Kişisel ve Kolektif Benlik: Dijital teknolojideki gelişmeler iki farklı gerçekliğin gelişmesini sağlıyor. Bir yandan, istenen bir şey ya da hizmet bir düğmeye tıklamak suretiyle elde edilebildiğinden öngörülemeyen kullanıcı davranışları söz konusu olabiliyor. Diğer taraftan da dijital teknoloji, benzer düşünen insan gruplarıyla bağlantı kurmayı kolaylaştırdığından markaların toplu pazarlara ulaşmaları kolaylaşıyor. Bu ikilemin bir sonucu olarak markalar herkes için bir şeyler yapmak ile kişiselleştirmeye yönelmek arasında kalıyor. Bu duruma getirilecek yaratıcı çözümler İnsan Geliştirme’ye ciddi manada hizmet edecek.

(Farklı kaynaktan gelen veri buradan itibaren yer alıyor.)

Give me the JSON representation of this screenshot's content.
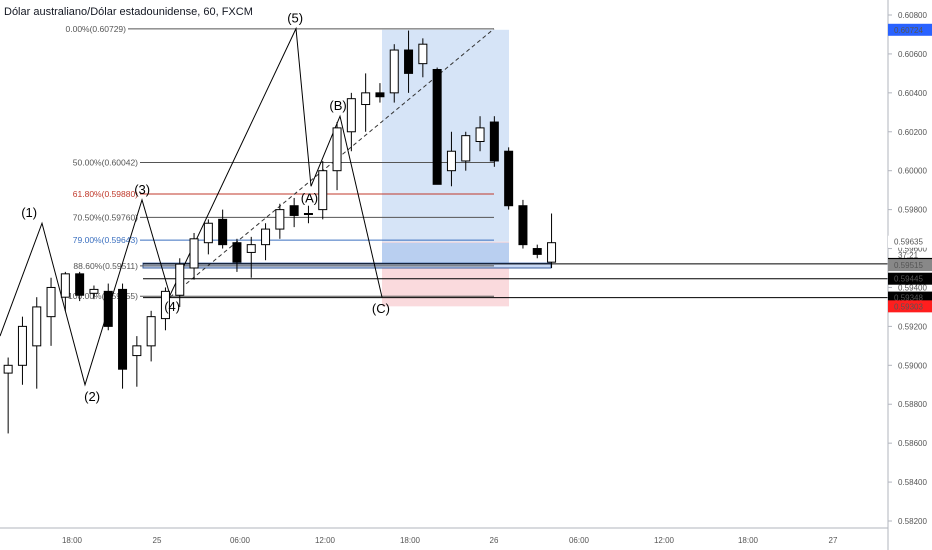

Güven Paradoksu: Şüpheli içeriğin yaratılmasındaki artış, gerçekliği tespit etmeyi zorlaştırıyor. Gerçeği deşifre etmeye yardımcı olmak için makinelerin insanın küçük ayrıntıları tanıma yeteneğini artırması gerekebilir. Şeffaflık, mahremiyet ve sahtekarlık konularını ele alan Blockchain, potansiyel olarak yardımcı olabilecek teknolojilerden biri. Bu teknolojilerin artması bekleniyor.
Dönüştürülmüş Deneyim: Artırılmış Gerçeklik, Sanal Gerçeklik ve Karıştırılmış Gerçeklik üçlüsünün bir arada bulunduğu duruma “Genişletilmiş Gerçeklik” (Extented Reality – XR) deniyor. XR, ileri teknolojilerin ve yaratıcı süreçlerin gerçekliklerimizi nasıl değiştirdiğini gösteriyor. Bu teknolojiler normalde hayal edilmesi imkânsız olan bir dünyayı geçici olarak deneyimlemeye izin veriyor. Avatar filminin içinde karakterlerden biri olduğunuzu düşünmek bu konuyu algılamaya yardımcı olabilir. Yaratıcı bir perspektiften bakıldığında, bu bir devrim niteliğinde.
Tıp bilimi ile teknolojinin gittikçe birbirine yaklaşarak aradaki sınırın zamanla belirsizleşmesi insan vücuduna tarihte hiç görülmemiş bir şekilde müdahalenin kapısını aralıyor.